Kandasamy, who now lives in London, packs a lot into 100 pages – not just two stories, but opinions about immigration, sexual violence, #MeToo, film criticism, selfhood, the individual’s relationship to history, the damage handed down by families. She does it with acute insight, and often wry humour. She is especially good on difficult relationships, and the gathering trap of liberal identity politics... Occasionally Kandasamy’s tendencies towards assertion and aphorism (“for Maya, disappearance is detonation”) and her references to art-house movies tip into pretentiousness; those allergic to French critical theory will find phrases like “another time bricolage of an earlier holiday” or the sweeping assumptions of one of her epigrams (“the purpose of avant-garde writing for a writer of colour is to prove you are human”) profoundly irritating. Sometimes she is heavy- handed. But her project is also short, sharp and effective, not least in the way events (pregnancy, friends of Kandasamy’s arrested at home, Karim’s worries about his own relations in Tunisia) begin to echo each other.

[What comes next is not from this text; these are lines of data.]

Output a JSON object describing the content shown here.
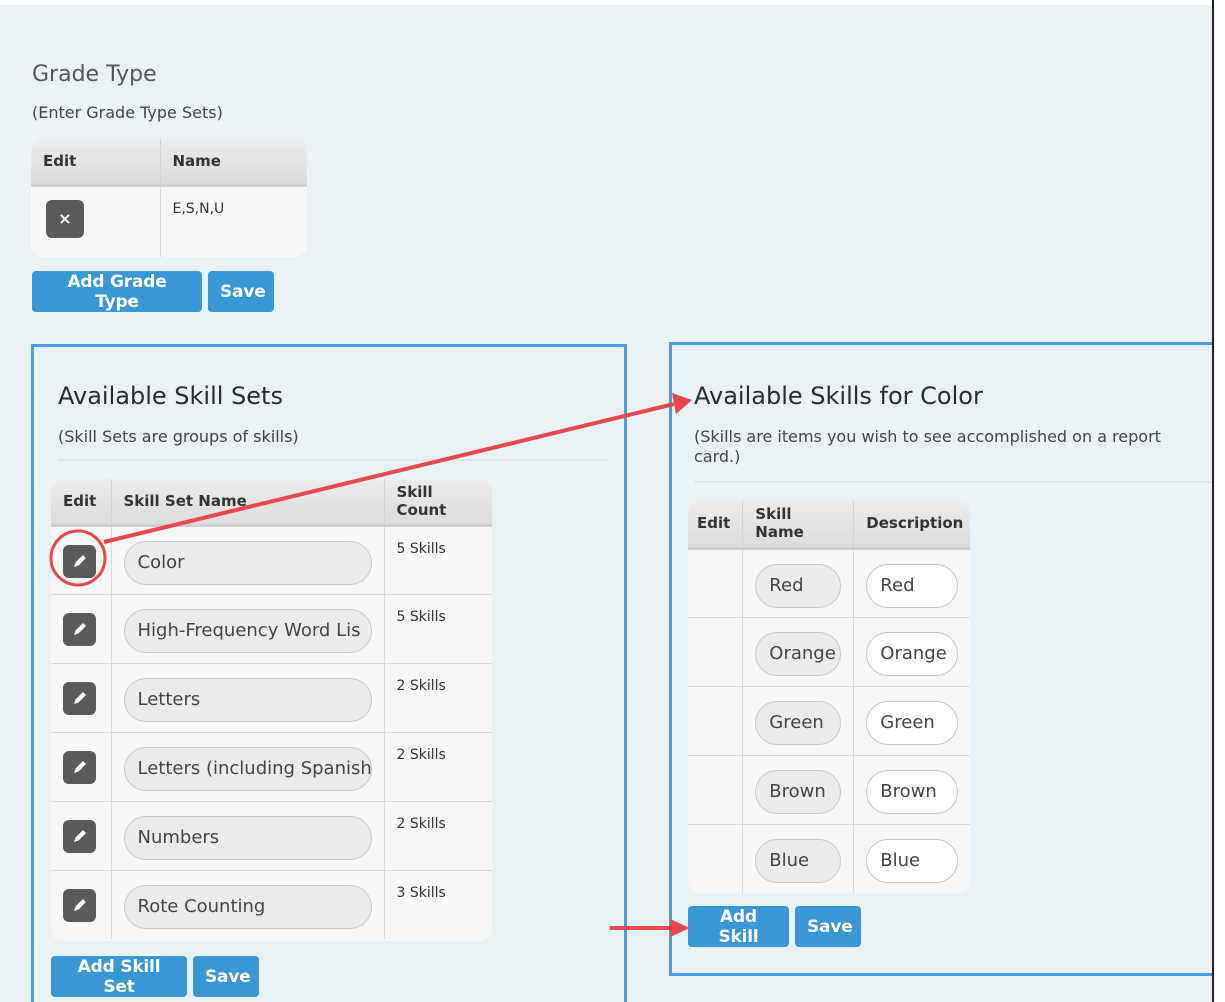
{
  "grade_type": {
    "title": "Grade Type",
    "subtitle": "(Enter Grade Type Sets)",
    "columns": [
      "Edit",
      "Name"
    ],
    "rows": [
      {
        "delete_icon": "×",
        "name": "E,S,N,U"
      }
    ],
    "add_button": "Add Grade Type",
    "save_button": "Save"
  },
  "skill_sets": {
    "title": "Available Skill Sets",
    "subtitle": "(Skill Sets are groups of skills)",
    "columns": [
      "Edit",
      "Skill Set Name",
      "Skill Count"
    ],
    "rows": [
      {
        "name": "Color",
        "count": "5 Skills"
      },
      {
        "name": "High-Frequency Word Lis",
        "count": "5 Skills"
      },
      {
        "name": "Letters",
        "count": "2 Skills"
      },
      {
        "name": "Letters (including Spanish",
        "count": "2 Skills"
      },
      {
        "name": "Numbers",
        "count": "2 Skills"
      },
      {
        "name": "Rote Counting",
        "count": "3 Skills"
      }
    ],
    "add_button": "Add Skill Set",
    "save_button": "Save"
  },
  "skills": {
    "title": "Available Skills for Color",
    "subtitle_line1": "(Skills are items you wish to see accomplished on a report",
    "subtitle_line2": "card.)",
    "columns": [
      "Edit",
      "Skill Name",
      "Description"
    ],
    "rows": [
      {
        "name": "Red",
        "description": "Red"
      },
      {
        "name": "Orange",
        "description": "Orange"
      },
      {
        "name": "Green",
        "description": "Green"
      },
      {
        "name": "Brown",
        "description": "Brown"
      },
      {
        "name": "Blue",
        "description": "Blue"
      }
    ],
    "add_button": "Add Skill",
    "save_button": "Save"
  },
  "colors": {
    "page_background": "#eaf1f5",
    "button_blue": "#3a97d6",
    "panel_border": "#4a9de0",
    "annotation_red": "#e5484d",
    "icon_button_gray": "#5a5a5a"
  },
  "icons": {
    "delete": "close-icon",
    "edit": "pencil-icon"
  }
}
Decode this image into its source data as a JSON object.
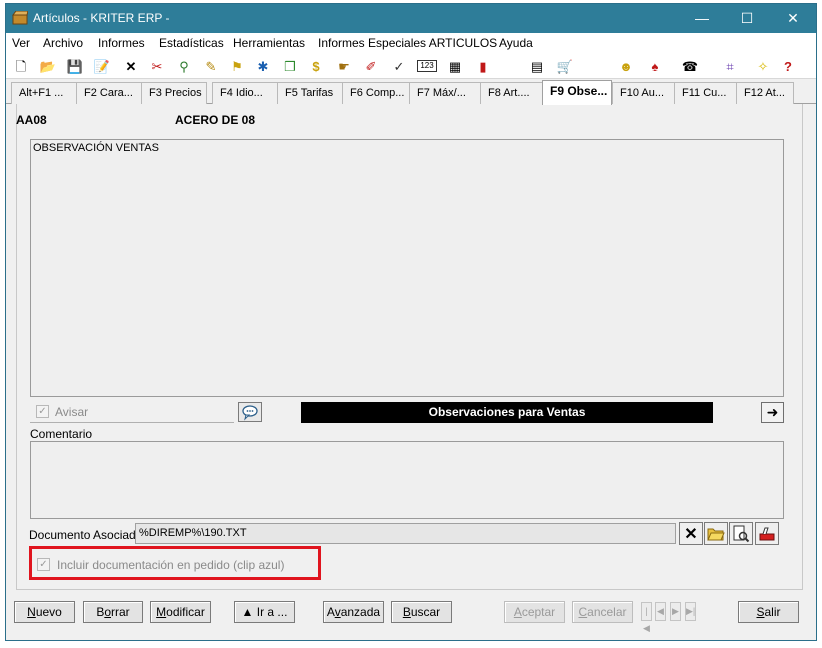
{
  "window": {
    "title": "Artículos - KRITER ERP -",
    "minimize": "—",
    "maximize": "☐",
    "close": "✕"
  },
  "menu": [
    "Ver",
    "Archivo",
    "Informes",
    "Estadísticas",
    "Herramientas",
    "Informes Especiales ARTICULOS",
    "Ayuda"
  ],
  "toolbar": [
    {
      "icon": "new-document-icon",
      "glyph": "🗋"
    },
    {
      "icon": "open-folder-icon",
      "glyph": "📂"
    },
    {
      "icon": "save-icon",
      "glyph": "💾"
    },
    {
      "icon": "edit-icon",
      "glyph": "📝"
    },
    {
      "icon": "delete-icon",
      "glyph": "✕"
    },
    {
      "icon": "tools-icon",
      "glyph": "✂"
    },
    {
      "icon": "filter-icon",
      "glyph": "⚲"
    },
    {
      "icon": "pencil-icon",
      "glyph": "✎"
    },
    {
      "icon": "tree-icon",
      "glyph": "⚑"
    },
    {
      "icon": "network-icon",
      "glyph": "✱"
    },
    {
      "icon": "package-icon",
      "glyph": "❒"
    },
    {
      "icon": "price-icon",
      "glyph": "$"
    },
    {
      "icon": "hand-icon",
      "glyph": "☛"
    },
    {
      "icon": "brush-icon",
      "glyph": "✐"
    },
    {
      "icon": "check-icon",
      "glyph": "✓"
    },
    {
      "icon": "counter-icon",
      "glyph": "123"
    },
    {
      "icon": "calculator-icon",
      "glyph": "▦"
    },
    {
      "icon": "chart-icon",
      "glyph": "▮"
    },
    {
      "icon": "report-icon",
      "glyph": "▤"
    },
    {
      "icon": "cart-icon",
      "glyph": "🛒"
    },
    {
      "icon": "salesman-icon",
      "glyph": "☻"
    },
    {
      "icon": "money-bag-icon",
      "glyph": "♠"
    },
    {
      "icon": "phone-icon",
      "glyph": "☎"
    },
    {
      "icon": "clip-icon",
      "glyph": "⌗"
    },
    {
      "icon": "bulb-icon",
      "glyph": "✧"
    },
    {
      "icon": "help-icon",
      "glyph": "?"
    }
  ],
  "tabs": [
    {
      "label": "Alt+F1 ..."
    },
    {
      "label": "F2 Cara..."
    },
    {
      "label": "F3 Precios"
    },
    {
      "label": "F4 Idio..."
    },
    {
      "label": "F5 Tarifas"
    },
    {
      "label": "F6 Comp..."
    },
    {
      "label": "F7 Máx/..."
    },
    {
      "label": "F8 Art...."
    },
    {
      "label": "F9 Obse..."
    },
    {
      "label": "F10 Au..."
    },
    {
      "label": "F11 Cu..."
    },
    {
      "label": "F12 At..."
    }
  ],
  "article": {
    "code": "AA08",
    "description": "ACERO DE 08"
  },
  "observations": {
    "text": "OBSERVACIÓN VENTAS",
    "avisar_label": "Avisar",
    "bar_label": "Observaciones para Ventas",
    "comentario_label": "Comentario"
  },
  "document": {
    "label": "Documento Asociado",
    "value": "%DIREMP%\\190.TXT",
    "include_label": "Incluir documentación en pedido (clip azul)"
  },
  "buttons": {
    "nuevo": "Nuevo",
    "borrar": "Borrar",
    "modificar": "Modificar",
    "ira": "▲ Ir a ...",
    "avanzada": "Avanzada",
    "buscar": "Buscar",
    "aceptar": "Aceptar",
    "cancelar": "Cancelar",
    "salir": "Salir"
  },
  "colors": {
    "titlebar": "#2e7d99",
    "highlight": "#e0141e"
  }
}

The key question about Exquisite Cadavers, however, is does all of this work? Does it show, as Kandasamy quotes Derrida saying, that “literature is the most interesting thing in the world, maybe more interesting than the world”? That is the hardest question to answer, because the terms are that it should be an experiment – there has never been a book quite like this. Better to ask, then, whether it surprises, grips, makes the reader take notice – all those things literature is supposed to do – to which the answer is, easily, yes, yes, and yes again.
Exquisite Cadavers is deeply lyrical, with space given for thoughts to build. Written in the omniscient third person, the main narrative flips between Maya and Karim’s perspective. Kandasamy zooms in, focusing on their dynamic rather than action. Karim is too fixed, Maya too malleable. Film tropes recur: Karim seeing through a filmic lens, Maya judging her life through films. With the writer present on the page, every choice feels driven. The result is an exploration of how discrimination can pull and pick at intimacy. Kandasamy’s presence only enhances the fiction; her sense of life and art introducing a never-ending conversation between writer, text and reader.
Their narrative acquires weight from the annotations, which document Kandasamy’s struggle watching political events from afar, seeing friends killed and arrested. She grew up in Tamil Nadu and became a leftwing activist, but now lives in London. Kandasamy worries about absenting herself from the fight and the inadequacy of fiction: “My concerns and my solidarity align with the oppressed and the exploited. And yet, creating art under capitalism, I sit here, playing with form, with format, with fonts.” She craves the “refuge” fiction can provide, but recognises the need to bear witness to reality.